Il est pourtant illusoire de vouloir améliorer la qualité du français des jeunes Québécois sans que le français soit la langue de l’éducation supérieure et du travail. Veut-on s’améliorer en français et dépasser le niveau de base qu’on a acquis au sortir du secondaire quand on sait que cette langue est déclassée ? Non. « Dans le statu quo, écrit Miron, on ne peut agir directement sur la langue, on ne fait appel qu’à des motivations qui ne touchent que des individus. Mais, si on change la situation globale qui conditionne le fonctionnement de la langue, la langue va se récupérer d’elle-même […]. L’apprentissage et la pratique vont devenir des motivations profondes », écrit-il dans Décoloniser la langue.

L’extension de la loi 101 au collégial a malheureusement été qualifiée d’« extrémiste » par le premier ministre Legault, qui, lors de la présentation du projet de loi 96, a défendu fermement le droit d’étudier en anglais des francophones et des allophones. Les adversaires de cette mesure insistent beaucoup sur son caractère « coercitif » : elle brime, selon eux, un droit individuel qui, il faut le souligner, ne figure pourtant dans aucune loi. Cette rhétorique est employée par la Fédération des cégeps qui, par la voix de son président, Bernard Tremblay, estime que cette mesure « simpliste » est une « contrainte » imposée à de jeunes adultes qui auraient le droit de choisir leur langue d’enseignement.
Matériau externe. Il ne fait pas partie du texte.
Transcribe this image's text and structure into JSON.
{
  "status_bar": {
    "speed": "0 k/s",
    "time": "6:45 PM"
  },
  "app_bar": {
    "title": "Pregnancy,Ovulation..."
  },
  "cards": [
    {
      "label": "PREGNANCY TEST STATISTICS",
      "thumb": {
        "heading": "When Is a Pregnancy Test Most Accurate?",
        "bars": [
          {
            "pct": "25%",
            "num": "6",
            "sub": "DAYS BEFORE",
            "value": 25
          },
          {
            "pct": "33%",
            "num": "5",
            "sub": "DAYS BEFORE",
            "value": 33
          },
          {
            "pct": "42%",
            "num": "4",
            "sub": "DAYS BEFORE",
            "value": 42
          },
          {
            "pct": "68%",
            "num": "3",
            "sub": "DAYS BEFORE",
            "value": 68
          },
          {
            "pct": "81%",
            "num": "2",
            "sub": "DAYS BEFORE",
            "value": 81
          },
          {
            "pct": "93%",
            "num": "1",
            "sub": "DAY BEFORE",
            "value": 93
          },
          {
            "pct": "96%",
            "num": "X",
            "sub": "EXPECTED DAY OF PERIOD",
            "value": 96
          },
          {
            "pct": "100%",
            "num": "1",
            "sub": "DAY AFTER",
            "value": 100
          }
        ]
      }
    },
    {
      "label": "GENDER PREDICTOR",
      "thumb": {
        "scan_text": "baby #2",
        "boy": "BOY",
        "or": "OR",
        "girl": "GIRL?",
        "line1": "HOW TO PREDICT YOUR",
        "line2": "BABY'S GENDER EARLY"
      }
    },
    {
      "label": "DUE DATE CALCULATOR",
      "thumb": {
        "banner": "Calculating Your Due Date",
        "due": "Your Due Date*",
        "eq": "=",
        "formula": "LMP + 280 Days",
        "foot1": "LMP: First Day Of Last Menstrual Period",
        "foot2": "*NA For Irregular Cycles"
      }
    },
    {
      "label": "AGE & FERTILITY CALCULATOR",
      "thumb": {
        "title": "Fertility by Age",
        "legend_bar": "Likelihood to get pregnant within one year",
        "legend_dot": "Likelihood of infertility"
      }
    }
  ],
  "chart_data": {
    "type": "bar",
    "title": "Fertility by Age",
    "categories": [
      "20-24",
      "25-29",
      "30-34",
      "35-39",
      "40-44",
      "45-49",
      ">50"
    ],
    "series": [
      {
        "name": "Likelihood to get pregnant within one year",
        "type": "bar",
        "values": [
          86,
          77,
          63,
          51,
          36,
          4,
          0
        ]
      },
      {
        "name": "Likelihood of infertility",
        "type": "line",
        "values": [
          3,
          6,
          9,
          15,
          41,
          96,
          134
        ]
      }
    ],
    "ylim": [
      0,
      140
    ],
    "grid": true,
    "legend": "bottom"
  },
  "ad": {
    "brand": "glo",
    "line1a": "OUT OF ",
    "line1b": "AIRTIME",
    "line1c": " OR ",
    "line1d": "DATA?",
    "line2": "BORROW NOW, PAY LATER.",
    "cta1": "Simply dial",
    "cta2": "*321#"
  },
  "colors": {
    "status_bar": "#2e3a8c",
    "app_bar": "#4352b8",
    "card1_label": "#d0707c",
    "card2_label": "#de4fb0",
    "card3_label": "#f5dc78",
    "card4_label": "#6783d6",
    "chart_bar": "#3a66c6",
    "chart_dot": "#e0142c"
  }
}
Cependant, cette vision des choses cache soigneusement la coercition que le gouvernement exerce sur son propre peuple quand il lui demande de surfinancer les cégeps anglais à même ses impôts — surfinancer, car les cégeps anglais ont dépassé largement leur mission première qui est de servir la communauté anglophone. Bien entendu, Bernard Tremblay estime que les cégeps ne sont pas responsables de l’anglicisation croissante du Québec qui se fait sentir vivement à Montréal. Les causes du problème seraient plutôt à chercher du côté de « la langue du travail ». C’est oublier bien commodément que cégep et marché du travail sont des vases communicants : les étudiants issus des cégeps anglais s’inscrivent massivement dans les universités anglophones et travaillent très majoritairement en anglais. Ils exercent par le fait même une pression coercitive sur leurs collègues de travail qui voudraient s’entêter à parler français.

Lieux de refuge

 

Dans Le bilingue de naissance, essai paru en 1974, Miron raconte l’expérience troublante qu’il a vécue alors qu’il était au chômage au milieu des années 1960. Un agent de placement l’a menacé de lui retirer ses prestations s’il n’acceptait pas un emploi qui exigeait l’anglais : « Il arrive que le système du bilinguisme dévoile sa violence à sens unique, écrit-il. Après l’entrevue, j’étais en varlope ! Non mais c’est pas une forme de coercition, ça ? exercée par la pression socioéconomique anglophone ? Cette coercition-là, nos dirigeants trouvent ça normal […]. Mais, dès qu’il s’agit de coercition pour faire du français la langue officielle, ils ne trouvent pas ça normal. »

Il faut se rendre à l’évidence, un nombre important de nos dirigeants n’ont jamais embrassé deux des grands objectifs de la loi 101 : faire de la langue française la langue de l’éducation et du marché du travail. Ils militent plutôt pour un bilinguisme institutionnel dans lequel le français n’est plus qu’une langue sur deux et, de plus en plus souvent, la deuxième.

Leur discours contribue à cantonner le français dans des lieux que Miron appelle des « lieux de refuge », des lieux du « dedans », du « repli culturel ». Dans cette optique, le français est essentiellement la langue de la famille et, à la limite, celle de l’école primaire et secondaire ; le « dehors », l’éducation supérieure et le monde du travail, fonctionne au contraire en anglais. Or, le poète de La vie agonique savait fort bien qu’une langue qui se cantonne dans des lieux de refuge est une langue qui meurt à petit feu. Il lui importait donc de « refaire l’unité du dedans et du dehors, de rendre l’homme adéquat à son réel. » Étendre la loi 101 au cégep consiste assurément à faire un pas important dans la réalisation de l’objectif que Miron s’était fixé.